Père Thierry-Dominique Humbrecht - La Nef - publié le 05/07/14

Comment expliquer les crises et même les scandales qui affectent périodiquement des communautés nouvelles et leurs fondateurs ? Quelles leçons en tirer ? L’analyse du Père Thierry-Dominique Humbrecht, o.p.*

(Légende photo : des Légionnaires du Christ.)

Article paru dans La Nef  (n°261 de juillet-août 2014) et republié par Aleteia avec autorisation de l’auteur et de l’éditeur.

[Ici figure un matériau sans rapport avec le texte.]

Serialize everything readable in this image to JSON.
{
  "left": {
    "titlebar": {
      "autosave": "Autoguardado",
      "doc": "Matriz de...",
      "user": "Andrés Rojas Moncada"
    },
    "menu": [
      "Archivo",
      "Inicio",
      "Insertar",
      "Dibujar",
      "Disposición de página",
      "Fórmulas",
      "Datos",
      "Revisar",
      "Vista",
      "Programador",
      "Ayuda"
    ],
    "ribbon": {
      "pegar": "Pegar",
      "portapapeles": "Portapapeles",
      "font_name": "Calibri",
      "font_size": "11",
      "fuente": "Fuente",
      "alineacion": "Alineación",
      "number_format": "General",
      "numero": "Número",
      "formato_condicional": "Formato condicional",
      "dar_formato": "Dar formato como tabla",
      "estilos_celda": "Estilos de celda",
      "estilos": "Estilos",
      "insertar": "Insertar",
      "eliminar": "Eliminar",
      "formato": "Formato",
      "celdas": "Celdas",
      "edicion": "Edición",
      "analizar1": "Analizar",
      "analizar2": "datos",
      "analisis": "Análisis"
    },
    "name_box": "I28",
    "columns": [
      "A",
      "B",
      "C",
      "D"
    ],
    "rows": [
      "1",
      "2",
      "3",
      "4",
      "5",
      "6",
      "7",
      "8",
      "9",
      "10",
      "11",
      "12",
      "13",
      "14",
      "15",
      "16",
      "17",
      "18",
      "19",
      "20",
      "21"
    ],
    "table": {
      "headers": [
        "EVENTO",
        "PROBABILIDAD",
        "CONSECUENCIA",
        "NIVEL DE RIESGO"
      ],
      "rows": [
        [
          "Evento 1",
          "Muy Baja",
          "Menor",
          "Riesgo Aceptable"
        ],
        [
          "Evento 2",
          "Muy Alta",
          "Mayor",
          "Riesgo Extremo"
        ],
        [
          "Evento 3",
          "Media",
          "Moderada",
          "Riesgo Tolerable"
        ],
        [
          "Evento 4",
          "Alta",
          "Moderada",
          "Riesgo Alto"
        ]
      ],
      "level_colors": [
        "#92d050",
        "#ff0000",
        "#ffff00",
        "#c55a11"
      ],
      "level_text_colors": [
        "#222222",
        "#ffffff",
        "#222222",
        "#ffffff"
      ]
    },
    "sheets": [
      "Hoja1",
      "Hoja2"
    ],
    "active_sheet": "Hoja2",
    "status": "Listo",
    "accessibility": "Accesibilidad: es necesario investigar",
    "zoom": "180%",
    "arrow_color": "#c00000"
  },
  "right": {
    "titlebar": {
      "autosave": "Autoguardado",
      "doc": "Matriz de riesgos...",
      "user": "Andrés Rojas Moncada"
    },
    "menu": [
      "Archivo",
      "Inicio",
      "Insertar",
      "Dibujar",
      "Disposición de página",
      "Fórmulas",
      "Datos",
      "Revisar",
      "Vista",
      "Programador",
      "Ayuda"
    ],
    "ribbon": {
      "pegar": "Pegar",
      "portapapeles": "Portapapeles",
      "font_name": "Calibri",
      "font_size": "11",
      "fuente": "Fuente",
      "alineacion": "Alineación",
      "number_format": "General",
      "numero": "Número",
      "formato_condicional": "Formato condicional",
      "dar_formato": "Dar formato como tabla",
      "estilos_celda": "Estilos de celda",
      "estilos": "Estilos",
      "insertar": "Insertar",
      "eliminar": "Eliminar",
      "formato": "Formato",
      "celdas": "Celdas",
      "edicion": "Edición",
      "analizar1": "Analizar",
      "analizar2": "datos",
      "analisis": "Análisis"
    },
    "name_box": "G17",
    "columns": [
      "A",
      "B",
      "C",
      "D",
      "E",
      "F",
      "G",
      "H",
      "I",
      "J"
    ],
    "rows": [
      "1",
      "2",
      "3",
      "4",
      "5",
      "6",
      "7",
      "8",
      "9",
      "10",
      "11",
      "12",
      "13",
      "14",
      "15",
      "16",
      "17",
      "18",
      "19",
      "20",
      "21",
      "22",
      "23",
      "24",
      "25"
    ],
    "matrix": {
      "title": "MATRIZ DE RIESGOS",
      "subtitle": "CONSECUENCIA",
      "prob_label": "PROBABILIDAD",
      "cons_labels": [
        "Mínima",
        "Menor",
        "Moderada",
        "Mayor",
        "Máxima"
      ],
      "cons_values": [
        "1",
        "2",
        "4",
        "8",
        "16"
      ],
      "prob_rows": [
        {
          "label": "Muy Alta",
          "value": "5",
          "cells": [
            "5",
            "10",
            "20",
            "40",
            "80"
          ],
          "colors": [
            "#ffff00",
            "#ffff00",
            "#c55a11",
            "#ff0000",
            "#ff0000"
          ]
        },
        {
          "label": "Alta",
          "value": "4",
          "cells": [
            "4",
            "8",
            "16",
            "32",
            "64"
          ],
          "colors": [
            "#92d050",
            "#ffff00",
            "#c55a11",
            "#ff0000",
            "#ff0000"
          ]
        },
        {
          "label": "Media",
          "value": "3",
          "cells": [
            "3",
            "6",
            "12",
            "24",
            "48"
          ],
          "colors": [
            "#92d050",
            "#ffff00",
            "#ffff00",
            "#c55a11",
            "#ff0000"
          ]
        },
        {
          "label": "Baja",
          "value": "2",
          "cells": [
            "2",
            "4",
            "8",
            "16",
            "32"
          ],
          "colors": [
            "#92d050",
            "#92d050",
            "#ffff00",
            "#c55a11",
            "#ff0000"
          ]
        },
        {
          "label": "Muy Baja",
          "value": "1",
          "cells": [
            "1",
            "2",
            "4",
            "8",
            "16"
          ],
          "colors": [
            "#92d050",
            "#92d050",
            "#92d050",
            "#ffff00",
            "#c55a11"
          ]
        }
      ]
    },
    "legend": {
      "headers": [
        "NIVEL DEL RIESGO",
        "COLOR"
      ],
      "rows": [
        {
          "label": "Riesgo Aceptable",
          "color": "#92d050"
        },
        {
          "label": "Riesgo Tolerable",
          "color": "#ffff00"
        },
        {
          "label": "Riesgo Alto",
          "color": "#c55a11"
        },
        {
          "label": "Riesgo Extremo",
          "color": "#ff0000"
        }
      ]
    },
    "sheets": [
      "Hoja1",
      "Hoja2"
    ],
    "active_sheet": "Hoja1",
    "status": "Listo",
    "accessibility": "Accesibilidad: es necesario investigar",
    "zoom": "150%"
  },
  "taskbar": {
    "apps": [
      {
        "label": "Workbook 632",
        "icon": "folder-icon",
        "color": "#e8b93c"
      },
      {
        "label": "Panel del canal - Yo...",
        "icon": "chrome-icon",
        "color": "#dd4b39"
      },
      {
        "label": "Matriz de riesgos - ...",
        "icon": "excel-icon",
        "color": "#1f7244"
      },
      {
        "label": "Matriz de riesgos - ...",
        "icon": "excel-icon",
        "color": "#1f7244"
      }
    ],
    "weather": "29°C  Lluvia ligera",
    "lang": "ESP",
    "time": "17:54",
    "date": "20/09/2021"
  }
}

Les scandales qui, dans l’Église, impliquent des fondateurs connus de communautés religieuses peuvent légitimement déstabiliser. Il n’est pas inutile de réfléchir aux causes de tels scandales, et notamment au contexte trop laxiste des années 70 et bien prendre en compte combien l’institution ecclésiale est nécessaire pour structurer et orienter les jeunes communautés.
Un animal blessé se retire dans son terrier pour lécher ses plaies. Ces années-ci, les catholiques, pas seulement en France mais aussi en France, ont eu à porter les annonces abasourdissantes d’actes répréhensibles posés par certaines personnalités spirituelles, notamment prêtres fondateurs de communautés et connus pour leur charisme personnel. Ces personnalités furent souvent des phares dans les années difficiles. Le plus triste n’est ni le péché ainsi révélé, ni même le sentiment de trahison qui peut saisir nombre de fidèles. Outre les dégâts commis, il s’agit du contraste, chez une même personne incriminée, entre le rayonnement et la part d’ombre.
Beaucoup s’interrogent sur les causes de tels phénomènes en tant que récurrents. Parce qu’ils les ont vécus. Parce qu’ils les ont subis. Parce qu’ils se sont trouvés dans l’œil du cyclone des autres. Parce qu’ils cherchent, comme tout un chacun, à comprendre. Est-il possible d’y réfléchir posément, hors actualité, hors polémique, comme en un brouillon de discernement, à seule fin de nommer les choses, pour mieux y porter remède ?
Le courage de faire la vérité
Un fil rouge ? Il faut rendre hommage aux supérieurs qui, dans leurs communautés aujourd’hui secouées, ont le courage de faire la vérité, comme peu d’institutions profanes oseraient s’y résoudre (l’oligarchie politique le prouve a contrario aussi souvent que nécessaire). Ces supérieurs, qui le plus souvent arrivent après les combats, portent les incompréhensions des uns, la peine des autres et, surtout, la considération des éventuelles victimes.
Toutefois, à travers ces événements, une question se pose. Il semble s’agir d’autre chose que d’un linge sale déballé en public. Un fil rouge se laisse voir entre des situations différentes, comme si notre époque avait sécrété de telles errances. Peut-on rendre raison de ce qui s’est passé, peut-on trouver des causes communes à des effets semblables ? Ces causes peuvent tenir aux individus en tant que pécheurs, elles peuvent aussi relever de structures collectives, les conditionnements d’une société. Personne ne vit hors du monde, même ceux qui ont renoncé à ses prestiges et à ses séductions.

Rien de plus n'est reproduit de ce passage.